In a way, I felt partially responsible that these people had left the church. I told Sigurd Bratlie that I was sorry that I had been the reason for so many leaving us, including his own relatives. I remember his response to this so clearly: “You mustn’t think about that at all. Those people wanted something other than what we want. They didn’t want to be disciples, and we should be glad that they left.”

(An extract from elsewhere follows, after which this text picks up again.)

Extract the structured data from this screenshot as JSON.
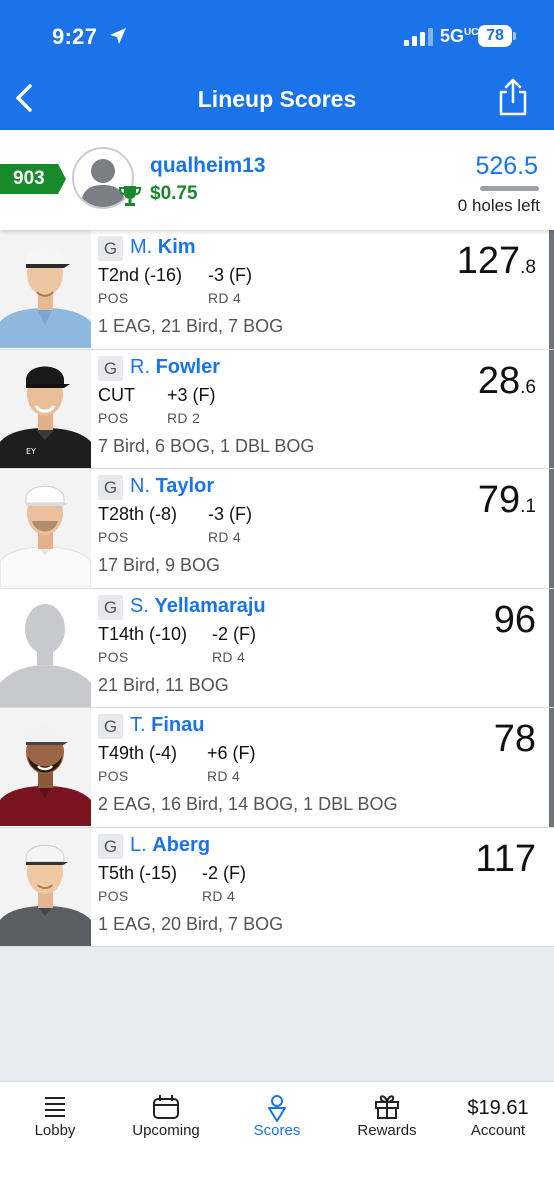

Bratlie’s conclusion was that Olaf Bekkevold had been driven by his envy of me. I too, had noticed this since I moved back to Oslo in 1978, and I also think that envy was the real reason for his fall. My opposers interpreted the events in Oslo from 1988 to 1992 as a deliberate strategy of mine to have Olaf Bekkevold sidelined. I never had any such thoughts and had absolutely no interest in competing with Olaf Bekkevold. On the contrary, the events of that period merely served to expose what Bekkevold’s real problem was.

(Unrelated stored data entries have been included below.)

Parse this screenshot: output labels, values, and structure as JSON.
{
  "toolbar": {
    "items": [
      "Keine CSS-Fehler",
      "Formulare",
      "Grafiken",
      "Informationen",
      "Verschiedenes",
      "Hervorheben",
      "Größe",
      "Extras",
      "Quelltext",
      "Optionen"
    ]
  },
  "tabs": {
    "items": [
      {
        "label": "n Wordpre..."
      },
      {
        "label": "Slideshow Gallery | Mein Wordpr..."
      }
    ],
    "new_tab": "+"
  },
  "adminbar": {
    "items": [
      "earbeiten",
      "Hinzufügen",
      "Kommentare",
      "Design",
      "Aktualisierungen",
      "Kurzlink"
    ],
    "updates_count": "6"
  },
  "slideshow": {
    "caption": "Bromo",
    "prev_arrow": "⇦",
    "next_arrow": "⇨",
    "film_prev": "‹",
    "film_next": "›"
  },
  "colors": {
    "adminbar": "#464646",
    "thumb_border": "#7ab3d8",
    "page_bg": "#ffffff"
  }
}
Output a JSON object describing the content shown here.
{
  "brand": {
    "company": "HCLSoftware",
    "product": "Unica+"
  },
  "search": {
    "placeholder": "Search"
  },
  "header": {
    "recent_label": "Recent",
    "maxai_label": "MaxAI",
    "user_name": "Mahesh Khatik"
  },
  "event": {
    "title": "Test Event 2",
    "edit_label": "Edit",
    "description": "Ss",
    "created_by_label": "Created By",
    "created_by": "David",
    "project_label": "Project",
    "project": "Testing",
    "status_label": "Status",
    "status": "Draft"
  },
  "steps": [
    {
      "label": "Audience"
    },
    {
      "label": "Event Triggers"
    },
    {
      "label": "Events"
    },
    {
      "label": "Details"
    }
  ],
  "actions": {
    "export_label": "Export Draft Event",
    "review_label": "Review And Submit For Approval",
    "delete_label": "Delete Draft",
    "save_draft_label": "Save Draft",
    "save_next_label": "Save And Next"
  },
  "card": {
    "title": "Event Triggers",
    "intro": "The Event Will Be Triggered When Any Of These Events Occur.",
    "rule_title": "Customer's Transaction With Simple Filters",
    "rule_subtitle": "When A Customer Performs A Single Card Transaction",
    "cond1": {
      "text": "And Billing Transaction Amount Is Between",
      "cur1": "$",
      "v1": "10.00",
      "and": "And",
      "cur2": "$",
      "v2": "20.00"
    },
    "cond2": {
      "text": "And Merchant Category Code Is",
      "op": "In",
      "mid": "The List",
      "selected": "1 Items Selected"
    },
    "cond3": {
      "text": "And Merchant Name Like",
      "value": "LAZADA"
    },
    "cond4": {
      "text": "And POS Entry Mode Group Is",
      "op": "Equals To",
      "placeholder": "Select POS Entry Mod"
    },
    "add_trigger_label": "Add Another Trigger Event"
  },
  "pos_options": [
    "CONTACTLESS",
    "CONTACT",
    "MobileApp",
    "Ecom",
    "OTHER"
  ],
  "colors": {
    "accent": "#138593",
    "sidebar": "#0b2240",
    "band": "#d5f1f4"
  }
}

Sigurd Bratlie corrected the two deviating understandings of the gospel and put them in their place. It also became clear for the entire church that Olaf Bekkevold agreed with both these directions and was unable to acknowledge that they were mutually exclusive. Bekkevold had been a close coworker of Bratlie, and the impression the rest of us had of these matters was that Bekkevold had stabbed Bratlie in the back. When working with Sigurd Bratlie, I never felt that disagreeing with him caused any problem, but he would not tolerate anyone who sought his own or had another agenda. What Sigurd Bratlie demanded of his co-workers was that they seek what was best for the church and for people. Certainly, Olaf Bekkevold’s involvement in dealing with the matters concerning Leif Olstad and Ole Kristiansen caused him to drift increasingly further away from Bratlie. And it came to a head when Bratlie became convinced that Bekkevold harbored evil suspicions and grudges against me.

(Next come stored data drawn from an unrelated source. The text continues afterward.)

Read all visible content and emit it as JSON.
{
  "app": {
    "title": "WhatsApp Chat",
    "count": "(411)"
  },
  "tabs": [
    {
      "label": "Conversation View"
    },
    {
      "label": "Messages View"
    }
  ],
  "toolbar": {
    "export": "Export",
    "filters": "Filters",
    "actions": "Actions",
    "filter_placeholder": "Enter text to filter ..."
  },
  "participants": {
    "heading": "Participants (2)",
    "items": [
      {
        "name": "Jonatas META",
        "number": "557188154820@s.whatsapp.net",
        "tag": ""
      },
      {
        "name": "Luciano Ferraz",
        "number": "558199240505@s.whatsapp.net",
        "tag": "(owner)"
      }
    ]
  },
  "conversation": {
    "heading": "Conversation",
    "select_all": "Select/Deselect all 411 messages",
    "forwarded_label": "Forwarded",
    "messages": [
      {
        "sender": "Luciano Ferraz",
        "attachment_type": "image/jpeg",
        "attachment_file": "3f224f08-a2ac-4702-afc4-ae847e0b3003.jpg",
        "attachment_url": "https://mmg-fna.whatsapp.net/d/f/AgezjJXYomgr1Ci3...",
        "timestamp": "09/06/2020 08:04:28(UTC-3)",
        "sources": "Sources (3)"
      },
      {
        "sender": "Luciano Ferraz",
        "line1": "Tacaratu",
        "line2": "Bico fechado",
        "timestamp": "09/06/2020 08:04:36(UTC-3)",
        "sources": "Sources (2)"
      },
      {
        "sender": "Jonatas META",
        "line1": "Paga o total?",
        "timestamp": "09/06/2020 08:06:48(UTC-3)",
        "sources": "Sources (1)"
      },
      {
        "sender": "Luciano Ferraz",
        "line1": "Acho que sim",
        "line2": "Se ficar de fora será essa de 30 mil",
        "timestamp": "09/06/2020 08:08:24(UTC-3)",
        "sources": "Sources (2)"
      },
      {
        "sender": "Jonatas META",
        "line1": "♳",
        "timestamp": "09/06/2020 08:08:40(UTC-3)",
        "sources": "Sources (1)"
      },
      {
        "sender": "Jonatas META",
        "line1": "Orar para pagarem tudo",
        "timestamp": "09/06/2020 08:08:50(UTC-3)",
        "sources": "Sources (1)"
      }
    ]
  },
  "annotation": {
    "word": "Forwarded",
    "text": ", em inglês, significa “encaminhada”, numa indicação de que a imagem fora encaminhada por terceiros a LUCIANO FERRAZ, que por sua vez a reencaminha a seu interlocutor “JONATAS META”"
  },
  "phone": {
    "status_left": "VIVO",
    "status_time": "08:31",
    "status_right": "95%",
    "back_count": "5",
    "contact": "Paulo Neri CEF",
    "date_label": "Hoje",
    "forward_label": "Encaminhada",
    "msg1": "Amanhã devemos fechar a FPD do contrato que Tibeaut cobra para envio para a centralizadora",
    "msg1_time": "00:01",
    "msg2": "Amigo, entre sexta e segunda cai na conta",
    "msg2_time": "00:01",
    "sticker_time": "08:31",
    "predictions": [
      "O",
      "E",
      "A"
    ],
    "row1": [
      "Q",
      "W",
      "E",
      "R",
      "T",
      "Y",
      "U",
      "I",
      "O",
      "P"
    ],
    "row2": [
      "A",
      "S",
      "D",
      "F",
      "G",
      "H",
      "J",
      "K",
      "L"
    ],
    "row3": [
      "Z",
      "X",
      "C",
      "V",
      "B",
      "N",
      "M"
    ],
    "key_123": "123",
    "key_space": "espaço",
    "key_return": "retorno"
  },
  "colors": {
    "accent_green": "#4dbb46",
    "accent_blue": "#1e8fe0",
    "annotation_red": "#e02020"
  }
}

At the same time, Bratlie began to use me to a greater degree in his work in the church. For example, he asked me to travel to Holland with David Nielsen. He also asked me to try to find a solution for the situation in Drøbak. My involvement there was not at all colored by any sort of “competition” with Olaf Bekkevold. I wanted whatever was best for the individual and for the church as a whole. On the other hand, my involvement was a source of constant irritation for those who wanted that ministry themselves—or at least didn’t want me to have it. Erling Ekholt fell into this category. He expressed both verbally and on paper his concerns about Sigurd Bratlie’s using me on various occasions.
My account here of the events from 1988 to 1992 in relation to how Sigurd Bratlie handled the matter is in no way exhaustive nor complete. And this has not been my intention, but I write these things for our instruction—all of us—so we can avoid making the same mistakes again in the future. Sigurd Bratlie was proven correct: what happened became an example for the coming generations.